5 Reasons to Read: Riverine, by Angela Palm

Riverine

Angela Palm’s Riverine: A Memoir from Anywhere But Here* is the winner of the Graywolf Press Nonfiction Prize, and one of the books that book people have been talking about all year. Here are five reasons to read it for yourself.

1. The Midwest setting: As I’ve written before, I would love to see more books (fiction IMG_0088and nonfiction) set in the Midwest. In Riverine, Angela Palm makes the oft-neglected flyover country mesmerizing, drawing readers in to her flood-prone rural Indiana town. And if place as a character is your thing, you cannot miss this book—Ms. Palm is fascinated by how places shape people. In these pages you’ll find mediations on abandoned buildings, the green of Vermont, the rituals of prison visits. But Riverine is absolutely strongest when the focus is on the author’s Indiana origins.

Most folks could see the river from their porches.

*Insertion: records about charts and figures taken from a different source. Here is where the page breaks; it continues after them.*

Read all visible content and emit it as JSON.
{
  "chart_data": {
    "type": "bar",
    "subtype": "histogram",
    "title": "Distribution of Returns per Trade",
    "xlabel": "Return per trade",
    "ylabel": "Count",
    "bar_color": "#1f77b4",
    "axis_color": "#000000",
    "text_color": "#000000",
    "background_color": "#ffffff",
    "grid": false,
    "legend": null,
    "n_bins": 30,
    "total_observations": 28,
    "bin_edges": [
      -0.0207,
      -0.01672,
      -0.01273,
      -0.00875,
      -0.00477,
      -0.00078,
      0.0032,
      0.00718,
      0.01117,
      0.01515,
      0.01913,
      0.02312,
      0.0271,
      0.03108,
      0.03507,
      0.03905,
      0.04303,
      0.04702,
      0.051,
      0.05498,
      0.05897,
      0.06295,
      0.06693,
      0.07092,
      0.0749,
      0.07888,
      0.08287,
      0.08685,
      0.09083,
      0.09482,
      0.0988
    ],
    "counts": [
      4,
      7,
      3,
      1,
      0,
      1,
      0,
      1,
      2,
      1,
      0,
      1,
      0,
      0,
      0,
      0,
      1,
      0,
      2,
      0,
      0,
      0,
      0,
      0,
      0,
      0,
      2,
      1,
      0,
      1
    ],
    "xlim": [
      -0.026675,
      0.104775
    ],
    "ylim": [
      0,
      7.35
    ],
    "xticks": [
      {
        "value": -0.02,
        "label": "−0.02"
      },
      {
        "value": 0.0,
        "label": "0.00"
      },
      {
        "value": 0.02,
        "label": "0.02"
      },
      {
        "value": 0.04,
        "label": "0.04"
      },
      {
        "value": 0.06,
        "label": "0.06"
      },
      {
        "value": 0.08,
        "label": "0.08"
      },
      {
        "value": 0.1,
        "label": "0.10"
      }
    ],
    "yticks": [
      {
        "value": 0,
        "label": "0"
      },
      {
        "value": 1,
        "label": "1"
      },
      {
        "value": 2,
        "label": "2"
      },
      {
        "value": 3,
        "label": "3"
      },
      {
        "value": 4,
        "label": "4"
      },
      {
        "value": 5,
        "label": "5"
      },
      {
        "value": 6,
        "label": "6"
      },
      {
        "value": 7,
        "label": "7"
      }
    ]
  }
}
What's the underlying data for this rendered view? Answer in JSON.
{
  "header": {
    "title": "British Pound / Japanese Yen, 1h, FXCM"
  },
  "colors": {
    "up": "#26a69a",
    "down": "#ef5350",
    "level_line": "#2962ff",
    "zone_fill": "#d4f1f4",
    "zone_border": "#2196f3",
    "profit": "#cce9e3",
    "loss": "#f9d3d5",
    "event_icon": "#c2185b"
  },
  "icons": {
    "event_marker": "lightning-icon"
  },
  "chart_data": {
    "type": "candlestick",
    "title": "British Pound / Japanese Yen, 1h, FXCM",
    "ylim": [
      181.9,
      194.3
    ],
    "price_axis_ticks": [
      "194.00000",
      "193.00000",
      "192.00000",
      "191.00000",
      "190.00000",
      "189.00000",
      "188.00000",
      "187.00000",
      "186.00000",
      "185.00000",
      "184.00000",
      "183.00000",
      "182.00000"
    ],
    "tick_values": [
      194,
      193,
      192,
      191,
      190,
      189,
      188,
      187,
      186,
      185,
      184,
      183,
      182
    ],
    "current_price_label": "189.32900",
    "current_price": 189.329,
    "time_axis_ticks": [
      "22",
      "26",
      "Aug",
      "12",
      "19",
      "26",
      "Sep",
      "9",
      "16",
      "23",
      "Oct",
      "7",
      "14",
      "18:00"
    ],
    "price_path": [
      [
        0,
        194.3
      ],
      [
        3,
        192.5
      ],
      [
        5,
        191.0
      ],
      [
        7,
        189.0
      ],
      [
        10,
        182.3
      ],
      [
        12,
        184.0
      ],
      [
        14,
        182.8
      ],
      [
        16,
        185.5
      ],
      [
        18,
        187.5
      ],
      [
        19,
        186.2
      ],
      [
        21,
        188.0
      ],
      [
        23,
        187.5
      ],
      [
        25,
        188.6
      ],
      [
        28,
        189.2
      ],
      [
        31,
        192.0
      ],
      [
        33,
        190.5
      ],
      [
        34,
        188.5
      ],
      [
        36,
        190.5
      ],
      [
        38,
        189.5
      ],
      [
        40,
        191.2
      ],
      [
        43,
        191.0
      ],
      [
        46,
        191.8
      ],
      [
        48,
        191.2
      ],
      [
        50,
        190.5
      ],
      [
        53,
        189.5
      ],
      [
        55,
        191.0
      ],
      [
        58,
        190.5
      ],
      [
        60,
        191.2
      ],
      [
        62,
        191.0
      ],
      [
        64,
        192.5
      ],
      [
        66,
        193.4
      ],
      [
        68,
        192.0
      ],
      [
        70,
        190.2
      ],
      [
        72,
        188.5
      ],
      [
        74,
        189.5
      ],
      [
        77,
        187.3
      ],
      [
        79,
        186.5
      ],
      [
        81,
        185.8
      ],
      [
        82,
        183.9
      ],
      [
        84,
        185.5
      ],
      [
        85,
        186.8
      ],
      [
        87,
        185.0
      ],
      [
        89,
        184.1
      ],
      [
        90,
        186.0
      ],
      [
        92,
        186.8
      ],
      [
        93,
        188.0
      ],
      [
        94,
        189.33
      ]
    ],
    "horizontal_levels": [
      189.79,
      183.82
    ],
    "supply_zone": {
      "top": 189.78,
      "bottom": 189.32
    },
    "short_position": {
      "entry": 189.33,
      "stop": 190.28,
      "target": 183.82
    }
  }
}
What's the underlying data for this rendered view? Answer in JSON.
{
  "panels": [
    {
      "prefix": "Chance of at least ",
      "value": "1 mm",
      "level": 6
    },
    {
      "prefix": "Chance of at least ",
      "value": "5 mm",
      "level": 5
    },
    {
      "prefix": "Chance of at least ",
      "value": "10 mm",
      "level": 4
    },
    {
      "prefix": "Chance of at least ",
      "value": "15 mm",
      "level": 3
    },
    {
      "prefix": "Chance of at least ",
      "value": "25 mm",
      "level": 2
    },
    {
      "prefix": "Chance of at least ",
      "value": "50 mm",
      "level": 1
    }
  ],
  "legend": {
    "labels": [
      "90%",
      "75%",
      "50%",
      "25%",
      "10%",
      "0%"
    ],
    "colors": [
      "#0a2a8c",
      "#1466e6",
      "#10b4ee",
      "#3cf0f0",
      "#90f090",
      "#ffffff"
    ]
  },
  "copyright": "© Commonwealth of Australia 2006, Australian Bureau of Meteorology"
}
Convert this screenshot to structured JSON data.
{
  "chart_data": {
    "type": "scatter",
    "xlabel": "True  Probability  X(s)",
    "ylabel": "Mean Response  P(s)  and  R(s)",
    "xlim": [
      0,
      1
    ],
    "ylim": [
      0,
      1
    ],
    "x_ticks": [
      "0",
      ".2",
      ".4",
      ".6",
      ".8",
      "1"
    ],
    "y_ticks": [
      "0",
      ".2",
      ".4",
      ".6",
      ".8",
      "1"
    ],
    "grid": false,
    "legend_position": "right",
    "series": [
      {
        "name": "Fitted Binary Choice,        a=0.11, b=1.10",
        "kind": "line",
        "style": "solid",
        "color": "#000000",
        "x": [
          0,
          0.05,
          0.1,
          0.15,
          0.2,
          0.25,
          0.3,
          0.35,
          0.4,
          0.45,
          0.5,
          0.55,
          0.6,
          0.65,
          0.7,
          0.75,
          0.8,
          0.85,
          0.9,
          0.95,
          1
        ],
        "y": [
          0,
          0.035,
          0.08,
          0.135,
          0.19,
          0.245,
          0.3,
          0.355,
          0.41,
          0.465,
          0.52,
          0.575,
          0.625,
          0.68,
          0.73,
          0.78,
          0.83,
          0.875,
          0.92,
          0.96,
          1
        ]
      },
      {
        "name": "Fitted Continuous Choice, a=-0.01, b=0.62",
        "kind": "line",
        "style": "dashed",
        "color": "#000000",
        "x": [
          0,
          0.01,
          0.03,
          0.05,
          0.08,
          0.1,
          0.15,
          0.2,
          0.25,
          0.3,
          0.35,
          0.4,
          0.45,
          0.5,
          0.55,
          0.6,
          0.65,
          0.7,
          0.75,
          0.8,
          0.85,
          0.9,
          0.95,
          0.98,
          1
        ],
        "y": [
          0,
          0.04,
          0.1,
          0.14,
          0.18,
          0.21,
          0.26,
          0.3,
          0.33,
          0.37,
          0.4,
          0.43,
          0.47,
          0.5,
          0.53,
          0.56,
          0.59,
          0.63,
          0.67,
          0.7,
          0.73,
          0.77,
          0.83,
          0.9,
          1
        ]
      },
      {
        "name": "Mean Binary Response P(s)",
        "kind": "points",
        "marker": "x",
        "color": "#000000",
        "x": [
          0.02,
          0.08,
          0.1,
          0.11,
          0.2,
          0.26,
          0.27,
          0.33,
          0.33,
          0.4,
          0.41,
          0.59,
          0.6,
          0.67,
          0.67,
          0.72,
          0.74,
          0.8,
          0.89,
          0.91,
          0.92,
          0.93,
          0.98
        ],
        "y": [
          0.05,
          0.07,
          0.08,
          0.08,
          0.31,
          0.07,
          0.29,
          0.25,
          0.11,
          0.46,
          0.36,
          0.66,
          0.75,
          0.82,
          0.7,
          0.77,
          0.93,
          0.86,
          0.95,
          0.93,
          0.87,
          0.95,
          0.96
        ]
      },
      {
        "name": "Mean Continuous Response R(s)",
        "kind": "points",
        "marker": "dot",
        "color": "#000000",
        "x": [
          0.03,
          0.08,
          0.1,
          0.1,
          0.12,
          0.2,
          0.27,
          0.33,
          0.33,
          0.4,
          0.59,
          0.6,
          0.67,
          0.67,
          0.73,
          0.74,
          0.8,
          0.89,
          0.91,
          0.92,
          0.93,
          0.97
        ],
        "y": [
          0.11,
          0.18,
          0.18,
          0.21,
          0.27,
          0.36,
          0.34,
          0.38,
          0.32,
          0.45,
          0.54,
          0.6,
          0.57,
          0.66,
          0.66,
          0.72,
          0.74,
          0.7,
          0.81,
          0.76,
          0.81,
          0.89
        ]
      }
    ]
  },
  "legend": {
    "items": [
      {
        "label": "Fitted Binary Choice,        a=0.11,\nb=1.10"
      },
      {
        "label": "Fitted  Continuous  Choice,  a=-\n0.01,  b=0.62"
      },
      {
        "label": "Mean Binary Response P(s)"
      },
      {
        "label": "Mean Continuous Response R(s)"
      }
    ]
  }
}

Everyone could smell it. When a flood was coming, an ancient stench of mud and fish and scum hung in the air—the scent of the river amplified, swollen and ready to burst. The flood itself, though, the water’s tipping point, always arrived in the middle of the night.

2. The hook: Riverine is a book about the author’s youth, adolescence, and young adulthood and her relationship with her hometown and family, but intertwined with these is her connection to Corey, the neighbor boy she adored for years. The possibility of their future together is truncated when Corey is convicted of murdering two people and sentenced to life in prison. Still, Angela Palm can’t let him go, and a significant portion of the book considers what happened to the compassionate boy she knew, and how she comes to grips with the fact that she can’t let him go.

There was light and love at his core, and I had known it as my own. It had corrupted, somehow, dividing and dividing, rooting low, far from the sun.

3. The structure: While Riverine doesn’t share the range of essay forms used in Leslie Jamison’s The Empathy Exams, there’s a little of something for everyone in Riverine. Organized into three sections, the book works as a memoir in linked essays. Two of them stood out to me. “Dispatches from Anywhere But Here” considers locales and buildings through the lens of different criminal justice theories, while “On Robert Frost’s Lawn” has a quasi-dreamlike tone. Neither of these pieces was my favorite, but they both hint at the deep well of talent Ms. Palm has to draw from. This author has a lot left in the tank.

Unbroken windows are an illusion, like small towns, meant to tell us that “nothing bad happens here.” But it’s not true. The problems of humans manifest wherever humans are, razing each landscape raw as freshly tattooed skin.

4. The publisher: I know I don’t write much about which publishers and imprints I prefer, but friends—Graywolf. It’s a nonprofit press that brings out some of the best poetry, fiction, and nonfiction out there. If you spot those three wolves on the spine, chances are you’re in for a real treat, and Riverine is no exception.

5. The writing: I’ve been giving snippets throughout this list, so hopefully the work speaks for itself. Here’s another bit I liked:

The need to look at other landscapes for clues about what already lies within us is real. It is a variation on distance, that thing you need to put between yourself and a problem in order to see it clearly.

I think that goes for reading, too.

*I received a copy of this book from the publisher for review purposes, which did not affect the content of my review.

9 thoughts on “5 Reasons to Read: Riverine, by Angela Palm

  1. I just finished reading this book last night for a BookBrowse review. It was a little too drifty-dreamy for me in places, and I didn’t always like how the quotations from other authors and meta moments made it feel more like essays than a memoir, but otherwise I liked it for the reasons you did. Her use of metaphors was very striking, and I loved the Corey material (the ‘core’ of the book?).

    I’ve read some great ones from Graywolf, like Eula Biss’s On Immunity and Airmail (letters between Robert Bly and Tomas Transtromer). They also published Grief Is the Thing with Feathers when it came over from the UK.

  2. I echo your thoughts on Graywolf. They are quite possibly the first imprint that I ever took note of, the first time that I realized that I could choose books by publisher in much the same way that I chose by author. I’ve never been disappointed (although obviously some are more perfectly matched to me as a reader than others)!